This may be solved in linear time using dynamic programming.
A connected graph with N vertices and N edges contains exactly one cycle. Start with detecting this cycle (with the help of depth-first search).
Then remove any edge on this cycle. Two vertices incident to this edge are u and v. After this edge removal, we have a tree. Interpret it as a rooted tree with the root u.
Dynamic programming recurrence for this tree may be defined this way:
- w0[k] = 0 (for leaf nodes)
- w1[k] = vertex_cost (for leaf nodes)
- w0[k] = w1[k+1] (for nodes with one descendant)
- w1[k] = vertex_cost + min(w0[k+1], w1[k+1]) (for nodes with one descendant)
- w0[k] = sum(w1[k+1], x1[k+1], ...) (for branch nodes)

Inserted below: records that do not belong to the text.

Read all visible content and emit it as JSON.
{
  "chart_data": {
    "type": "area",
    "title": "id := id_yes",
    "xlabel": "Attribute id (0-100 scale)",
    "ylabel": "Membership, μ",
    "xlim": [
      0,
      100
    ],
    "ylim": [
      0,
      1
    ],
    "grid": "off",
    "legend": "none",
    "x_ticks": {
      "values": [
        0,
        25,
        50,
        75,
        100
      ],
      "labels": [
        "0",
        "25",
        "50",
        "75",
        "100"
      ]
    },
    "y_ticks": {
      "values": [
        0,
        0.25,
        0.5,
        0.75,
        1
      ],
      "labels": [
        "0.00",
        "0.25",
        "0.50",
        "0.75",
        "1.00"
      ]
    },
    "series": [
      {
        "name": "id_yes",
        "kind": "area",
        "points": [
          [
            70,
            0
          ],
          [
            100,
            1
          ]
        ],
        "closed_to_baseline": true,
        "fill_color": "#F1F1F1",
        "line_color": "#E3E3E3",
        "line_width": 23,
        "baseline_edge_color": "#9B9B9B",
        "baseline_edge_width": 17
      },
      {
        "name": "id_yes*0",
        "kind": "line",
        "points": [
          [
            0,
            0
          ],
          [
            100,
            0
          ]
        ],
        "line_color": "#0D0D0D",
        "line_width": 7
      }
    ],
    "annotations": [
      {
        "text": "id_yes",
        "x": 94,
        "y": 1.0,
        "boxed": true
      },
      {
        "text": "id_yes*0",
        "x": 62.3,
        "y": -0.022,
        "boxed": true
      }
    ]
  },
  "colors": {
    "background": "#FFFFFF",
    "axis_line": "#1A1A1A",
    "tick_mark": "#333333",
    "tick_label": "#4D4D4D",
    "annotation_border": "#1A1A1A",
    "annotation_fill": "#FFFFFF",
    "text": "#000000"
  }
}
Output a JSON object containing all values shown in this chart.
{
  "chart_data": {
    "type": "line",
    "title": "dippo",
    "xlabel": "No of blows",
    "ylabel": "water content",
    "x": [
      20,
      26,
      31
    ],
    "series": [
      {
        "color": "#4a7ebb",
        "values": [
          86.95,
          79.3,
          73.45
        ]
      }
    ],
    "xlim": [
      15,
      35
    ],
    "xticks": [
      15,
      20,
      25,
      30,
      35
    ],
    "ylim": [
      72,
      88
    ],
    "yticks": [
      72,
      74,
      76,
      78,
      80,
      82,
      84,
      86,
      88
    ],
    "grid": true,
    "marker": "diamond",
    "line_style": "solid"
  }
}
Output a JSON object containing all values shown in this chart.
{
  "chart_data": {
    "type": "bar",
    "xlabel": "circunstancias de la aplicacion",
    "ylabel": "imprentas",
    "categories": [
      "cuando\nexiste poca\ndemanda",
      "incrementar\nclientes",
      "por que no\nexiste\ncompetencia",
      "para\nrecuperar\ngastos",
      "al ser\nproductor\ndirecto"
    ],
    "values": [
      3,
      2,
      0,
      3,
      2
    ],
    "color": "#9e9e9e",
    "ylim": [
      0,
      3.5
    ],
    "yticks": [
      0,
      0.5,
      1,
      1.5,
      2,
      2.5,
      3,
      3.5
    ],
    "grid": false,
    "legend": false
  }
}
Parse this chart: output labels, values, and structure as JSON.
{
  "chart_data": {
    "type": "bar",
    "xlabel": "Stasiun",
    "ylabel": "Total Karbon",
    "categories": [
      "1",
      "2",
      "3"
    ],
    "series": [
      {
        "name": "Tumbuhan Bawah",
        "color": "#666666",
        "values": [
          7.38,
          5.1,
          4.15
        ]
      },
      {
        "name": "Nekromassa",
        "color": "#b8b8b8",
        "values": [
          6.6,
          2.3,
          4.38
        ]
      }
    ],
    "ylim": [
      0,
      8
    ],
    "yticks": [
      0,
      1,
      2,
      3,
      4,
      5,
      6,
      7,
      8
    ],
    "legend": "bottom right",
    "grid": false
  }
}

- w1[k] = vertex_cost + sum(min(w0[k+1], w1[k+1]), min(x0[k+1], x1[k+1]), ...)
Here k
is the node depth (distance from root), w0 is cost of the sub-tree starting from node w when w is not in the "subset", w1 is cost of the sub-tree starting from node w when w is in the "subset".
For each node only two values should be calculated: w0 and w1. But for nodes that were on the cycle we need 4 values: wi,j, where i=0 if node v is not in the "subset", i=1 if node v is in the "subset", j=0 if current node is not in the "subset", j=1 if current node is in the "subset".
Optimal cost of the "subset" is determined as min(u0,1, u1,0, u1,1). To get the "subset" itself, store back-pointers along with each sub-tree cost, and use them to reconstruct the subset.